Here has been my personal approach to buying stocks right now with available cash:
- Buy in tranches. I have put my available cash (not including emergency fund) into four tranches. I am buying stocks one tranche at a time. I have used two of my tranches (the second one just this week) but my next tranche of available cash will not be deployed until the S&P 500 gets into bear market territory and below 2,550. My final tranche will not be deployed unless the S&P 500 gets below 2,450.
- Buy quality companies with strong balance sheets or reasons for long-term upside. I have several types of companies that I am buying:
- Quality tech companies – I am buying big tech companies like Apple and Microsoft. Their long-term growth prospects remain positive and they have very strong balance sheets.
- Quality industrial companies – Companies like Caterpillar, Cummins, Genuine Parts, and PPG are getting hammered with the prospects of a recession. These companies kept paying their dividends during the financial crisis and they should keep doing so here.
- Select REITs (multi-family, office, retail only if very strong balance sheet) – I believe a very low-interest rate environment and more injected capital by the Fed will be a positive for real estate assets over the next several years. The companies can refinance their debt at even lower levels and continue to collect the rent.
- Travel-related companies – This I where I am adding more risk with the prospect of greater future returns.
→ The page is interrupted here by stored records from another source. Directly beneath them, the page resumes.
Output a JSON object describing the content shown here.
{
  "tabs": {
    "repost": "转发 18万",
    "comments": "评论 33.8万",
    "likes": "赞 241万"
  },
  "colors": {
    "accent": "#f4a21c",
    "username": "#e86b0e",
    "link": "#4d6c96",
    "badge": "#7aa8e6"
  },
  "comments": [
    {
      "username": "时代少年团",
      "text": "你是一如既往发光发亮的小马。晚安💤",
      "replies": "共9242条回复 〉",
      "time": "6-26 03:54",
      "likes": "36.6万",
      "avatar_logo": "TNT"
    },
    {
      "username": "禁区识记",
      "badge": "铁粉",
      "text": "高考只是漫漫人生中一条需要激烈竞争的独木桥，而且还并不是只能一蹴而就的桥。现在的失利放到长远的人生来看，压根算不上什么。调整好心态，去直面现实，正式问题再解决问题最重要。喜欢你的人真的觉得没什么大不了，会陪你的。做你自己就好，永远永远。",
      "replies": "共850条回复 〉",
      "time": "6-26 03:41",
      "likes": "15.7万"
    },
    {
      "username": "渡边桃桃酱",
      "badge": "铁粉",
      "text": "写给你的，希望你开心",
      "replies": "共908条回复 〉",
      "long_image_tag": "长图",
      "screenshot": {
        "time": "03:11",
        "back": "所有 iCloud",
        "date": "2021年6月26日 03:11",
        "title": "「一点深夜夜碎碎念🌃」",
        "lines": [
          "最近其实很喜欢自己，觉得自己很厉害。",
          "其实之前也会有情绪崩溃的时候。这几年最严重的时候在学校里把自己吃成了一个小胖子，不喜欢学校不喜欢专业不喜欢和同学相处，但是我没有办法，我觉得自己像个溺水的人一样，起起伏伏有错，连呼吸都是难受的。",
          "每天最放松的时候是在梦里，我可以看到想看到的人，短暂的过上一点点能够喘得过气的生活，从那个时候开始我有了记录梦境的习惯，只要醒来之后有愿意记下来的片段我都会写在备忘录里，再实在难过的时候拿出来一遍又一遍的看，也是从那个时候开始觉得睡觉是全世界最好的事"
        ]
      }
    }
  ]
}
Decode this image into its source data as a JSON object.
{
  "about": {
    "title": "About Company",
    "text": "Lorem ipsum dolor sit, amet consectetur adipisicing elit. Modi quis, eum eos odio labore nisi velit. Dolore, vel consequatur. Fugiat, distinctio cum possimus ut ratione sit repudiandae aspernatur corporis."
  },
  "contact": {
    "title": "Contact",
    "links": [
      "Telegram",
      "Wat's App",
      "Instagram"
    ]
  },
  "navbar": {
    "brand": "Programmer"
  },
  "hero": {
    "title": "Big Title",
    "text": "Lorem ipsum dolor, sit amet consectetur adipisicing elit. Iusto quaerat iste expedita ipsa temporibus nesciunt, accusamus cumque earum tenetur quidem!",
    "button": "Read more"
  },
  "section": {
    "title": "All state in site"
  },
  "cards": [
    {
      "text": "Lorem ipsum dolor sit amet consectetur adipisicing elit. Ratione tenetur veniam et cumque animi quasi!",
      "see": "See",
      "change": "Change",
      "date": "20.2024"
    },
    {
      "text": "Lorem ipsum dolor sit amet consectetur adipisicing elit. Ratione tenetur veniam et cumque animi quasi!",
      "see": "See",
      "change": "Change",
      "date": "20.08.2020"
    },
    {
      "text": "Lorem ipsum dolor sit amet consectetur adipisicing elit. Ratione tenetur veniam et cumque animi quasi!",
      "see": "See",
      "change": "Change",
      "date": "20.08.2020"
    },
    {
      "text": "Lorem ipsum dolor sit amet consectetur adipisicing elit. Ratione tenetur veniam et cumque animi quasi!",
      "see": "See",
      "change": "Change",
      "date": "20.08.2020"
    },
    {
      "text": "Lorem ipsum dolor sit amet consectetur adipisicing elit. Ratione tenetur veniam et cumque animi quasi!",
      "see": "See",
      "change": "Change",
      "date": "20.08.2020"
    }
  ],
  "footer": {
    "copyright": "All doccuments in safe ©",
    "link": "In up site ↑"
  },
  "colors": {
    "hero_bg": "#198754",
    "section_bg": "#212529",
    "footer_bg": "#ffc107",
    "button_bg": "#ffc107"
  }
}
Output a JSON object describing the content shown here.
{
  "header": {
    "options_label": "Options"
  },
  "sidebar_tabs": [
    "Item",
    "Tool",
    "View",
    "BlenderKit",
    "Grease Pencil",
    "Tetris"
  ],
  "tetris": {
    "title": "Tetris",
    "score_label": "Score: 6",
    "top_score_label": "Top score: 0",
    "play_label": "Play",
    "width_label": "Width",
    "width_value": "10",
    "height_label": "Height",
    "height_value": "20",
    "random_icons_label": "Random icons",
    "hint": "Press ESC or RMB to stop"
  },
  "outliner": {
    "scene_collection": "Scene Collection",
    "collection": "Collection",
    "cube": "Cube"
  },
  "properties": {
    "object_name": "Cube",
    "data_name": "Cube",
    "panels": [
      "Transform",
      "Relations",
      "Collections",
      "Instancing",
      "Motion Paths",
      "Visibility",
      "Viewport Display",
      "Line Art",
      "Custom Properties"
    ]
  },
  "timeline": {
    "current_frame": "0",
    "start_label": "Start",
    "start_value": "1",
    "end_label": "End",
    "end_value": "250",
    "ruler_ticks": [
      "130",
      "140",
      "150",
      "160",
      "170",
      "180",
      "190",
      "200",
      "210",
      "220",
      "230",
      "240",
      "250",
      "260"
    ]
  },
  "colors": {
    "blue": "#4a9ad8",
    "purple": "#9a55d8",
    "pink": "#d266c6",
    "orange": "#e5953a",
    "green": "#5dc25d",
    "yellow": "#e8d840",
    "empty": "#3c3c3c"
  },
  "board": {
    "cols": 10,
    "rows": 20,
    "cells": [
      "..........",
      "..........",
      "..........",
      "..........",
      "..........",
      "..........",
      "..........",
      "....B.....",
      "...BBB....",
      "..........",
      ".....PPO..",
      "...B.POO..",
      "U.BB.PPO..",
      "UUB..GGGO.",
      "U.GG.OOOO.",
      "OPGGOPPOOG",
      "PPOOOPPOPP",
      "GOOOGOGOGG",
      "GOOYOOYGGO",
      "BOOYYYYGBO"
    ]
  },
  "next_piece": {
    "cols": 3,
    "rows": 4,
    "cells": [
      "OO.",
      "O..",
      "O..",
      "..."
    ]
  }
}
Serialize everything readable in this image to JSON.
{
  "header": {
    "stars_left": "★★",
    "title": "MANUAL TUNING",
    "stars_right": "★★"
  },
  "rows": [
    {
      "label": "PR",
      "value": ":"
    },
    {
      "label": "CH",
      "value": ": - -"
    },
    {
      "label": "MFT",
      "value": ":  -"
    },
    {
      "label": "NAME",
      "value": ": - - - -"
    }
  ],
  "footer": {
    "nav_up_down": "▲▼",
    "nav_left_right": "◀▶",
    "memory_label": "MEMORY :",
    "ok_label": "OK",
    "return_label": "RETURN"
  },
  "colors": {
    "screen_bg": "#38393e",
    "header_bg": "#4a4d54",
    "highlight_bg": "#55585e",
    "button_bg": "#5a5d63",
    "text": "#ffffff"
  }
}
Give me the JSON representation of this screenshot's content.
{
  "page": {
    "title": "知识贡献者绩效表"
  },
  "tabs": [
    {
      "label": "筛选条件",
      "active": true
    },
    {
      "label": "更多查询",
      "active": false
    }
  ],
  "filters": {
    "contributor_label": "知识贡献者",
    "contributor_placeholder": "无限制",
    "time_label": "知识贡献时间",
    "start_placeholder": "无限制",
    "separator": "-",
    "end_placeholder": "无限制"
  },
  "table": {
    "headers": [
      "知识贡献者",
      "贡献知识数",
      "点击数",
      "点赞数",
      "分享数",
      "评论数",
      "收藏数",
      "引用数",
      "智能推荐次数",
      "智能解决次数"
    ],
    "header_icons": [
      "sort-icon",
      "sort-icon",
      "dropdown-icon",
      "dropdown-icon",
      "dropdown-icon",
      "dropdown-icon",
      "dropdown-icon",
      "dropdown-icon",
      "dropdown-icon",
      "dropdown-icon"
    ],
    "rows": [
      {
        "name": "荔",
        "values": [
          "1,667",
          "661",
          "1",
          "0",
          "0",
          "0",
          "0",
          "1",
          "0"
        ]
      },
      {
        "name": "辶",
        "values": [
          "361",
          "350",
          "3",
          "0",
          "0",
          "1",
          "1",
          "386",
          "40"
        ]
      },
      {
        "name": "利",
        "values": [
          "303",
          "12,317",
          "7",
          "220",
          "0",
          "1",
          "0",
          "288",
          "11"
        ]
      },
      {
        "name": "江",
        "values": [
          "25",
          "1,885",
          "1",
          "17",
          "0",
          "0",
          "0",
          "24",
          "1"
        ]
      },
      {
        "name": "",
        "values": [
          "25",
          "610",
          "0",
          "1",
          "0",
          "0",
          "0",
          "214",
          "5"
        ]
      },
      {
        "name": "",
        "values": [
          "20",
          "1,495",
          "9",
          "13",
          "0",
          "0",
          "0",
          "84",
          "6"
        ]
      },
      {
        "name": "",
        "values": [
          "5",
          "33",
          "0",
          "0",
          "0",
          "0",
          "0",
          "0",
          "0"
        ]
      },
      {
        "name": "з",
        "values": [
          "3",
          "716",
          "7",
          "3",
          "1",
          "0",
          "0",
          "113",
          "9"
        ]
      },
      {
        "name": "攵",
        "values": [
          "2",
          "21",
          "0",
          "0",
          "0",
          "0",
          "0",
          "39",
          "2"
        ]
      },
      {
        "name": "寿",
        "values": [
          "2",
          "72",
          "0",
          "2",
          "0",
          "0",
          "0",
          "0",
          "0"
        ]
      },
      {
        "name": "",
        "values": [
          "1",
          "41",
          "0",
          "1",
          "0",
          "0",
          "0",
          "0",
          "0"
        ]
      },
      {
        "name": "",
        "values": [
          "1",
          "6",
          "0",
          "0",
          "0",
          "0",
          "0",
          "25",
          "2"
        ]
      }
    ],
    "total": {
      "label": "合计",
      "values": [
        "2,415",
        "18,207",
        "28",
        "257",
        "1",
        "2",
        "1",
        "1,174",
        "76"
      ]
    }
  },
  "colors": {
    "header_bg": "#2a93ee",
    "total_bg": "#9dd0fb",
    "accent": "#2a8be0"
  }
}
I believe great companies like Disney, Delta, and Royal Caribbean will see things get a lot better after the virus is contained. Airlines should actually benefit from low oils prices once the virus is contained and flying begins to return to normal levels.
- Banks and Oil Companies – This is high risk investing for me because banks will struggle in a really low interest rate environment to make significant profits and oil prices could stay low for a while because the Russians and Saudis can outlast the U.S. shale companies if oil prices stay low for the remainder of 2020. That being said there is meaningful long-term upside with these stocks because these companies are at multi-year lows, banks are much stronger than they were during the financial crisis, and I am buying companies in the oil sector that are less exposed to low oil prices and that have lower levels of debt. I could see some losses here if the oil companies I choose cut their dividends so I am only putting a small bet on these companies.
- Expect to hold onto these dividend paying companies for several years. My investment horizon on these stocks is at least 3-5 years because it may take a while to see a recovery for some of these companies like those in the cruise industry. All of these companies pay dividends so even if I have to wait for several years to see appreciation in their stock prices I am adding to my passive income levels in the meantime.
I will report in detail on my dividend portfolio after my cash on hand in this portfolio has been fully invested.
You can come up with your own plan but I believe the smart money is starting to nibble on buying opportunities, or at least preparing to do so, and there is no reason why us average investors should not be doing the same if we can afford to wait for the recovery.